The process of transitioning elderly parents to a safer living environment is extremely overwhelming experience and can feel impossible at times. This is a great opportunity to utilize a Geriatric Care Manager to help take some of the pressure off caregivers and their loved ones and to assist with time consuming tasks that go along with moving elders, especially into a supportive setting like an assisted living community. After the initial assessment, it’s important for me to get to know your parents and determine what’s important to them about their new home and what is affordable for them I could begin a very personalized search for the appropriate new home for your parents. I would want your parents to be as involved as much as possible in this process. My knowledge and relationships in the community help me to gather information about independent, assisted, personal care homes, and nursing homes in the greater Atlanta area and help your parents and your family make an informed decision about where your parent’s new home might be. I can accompany your parents or the family on tours in different senior living communities, including arranging the tours, assisting with moving logistics, helping the community have a clear understanding of what your parent’s needs are and helping to navigate the admissions process with any community.

5. I live out of state and have an elderly mother with Parkinson’s disease. She is currently receiving home care in her home, but she needs a higher level of care, so I need to learn what her options are. How can you help me with this?

For many elders home health care can meet their needs and they are able to maintain their independence in the home if their health allows them to do so. For elders who have health issues like Parkinson’s disease managing symptoms in the home alone can become difficult and at times impossible. There are so many great options here in Atlanta in terms of communities that could assist your mom with symptom relief and also provide other services such as meals, professional caregivers, and almost any service or assistance she would need. It is vital that your mom is the boss of this process and that she feels empowered to make a decision about where her new home will be. I can help walk you through all of the different types of communities, services they each provide, accompany your mom on tours, be a local contact for you if your mom ends up needing assistance with other matters, and provide emotional support and stability for your mom if she is open and willing to make a transition.

Other Scenarios:

  • My mother started wandering and we were concerned for her safety.

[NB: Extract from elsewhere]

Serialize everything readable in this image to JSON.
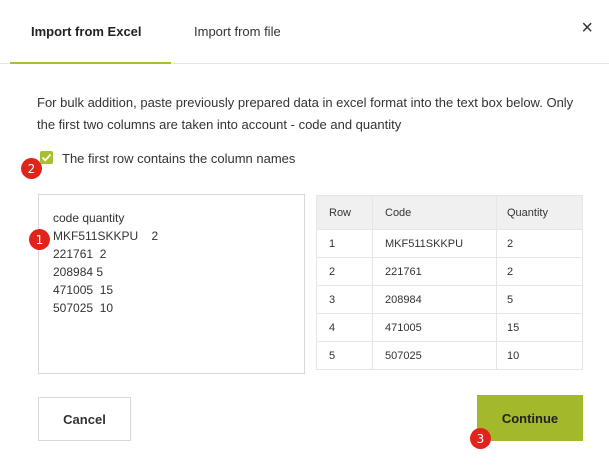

She had caregivers, but they couldn’t watch her all the time, and when she started messing around with her medications, we got really worried.
  • My father liked to cook and tinker with tools: he left the oven on repeatedly, even though we hired a caregiver, Dad was becoming a danger to himself.
  • My dad had become really isolated in his own home, especially after his eyes changed and he stopped driving. We’d had someone come to the house to help him, but all his good friends – like his fishing buddies, or the guys at The American Legion – had either moved away or died.
  • After Dad died, Mom just became dispirited and stopped doing things. We took her to the doctor, and he put her on medication for depression, but she’d given up all of her activities, and she needed a more structured environment: she needed to be around people.
  • I’m spending all my time arranging doctor appointments and trying to find things for Mom to do. I feel so alone in all this – I’m the only one taking responsibility.
  • Living out of town, it’s been incredibly difficult handling all the details related to mom’s move to the assisted living community. It isn’t just the move. We also need help setting up medications with the local pharmacy, coordinating doctor’s appointments and transportation, as well as making sure mom is getting what she needs and adjusting to the community once she is moved in.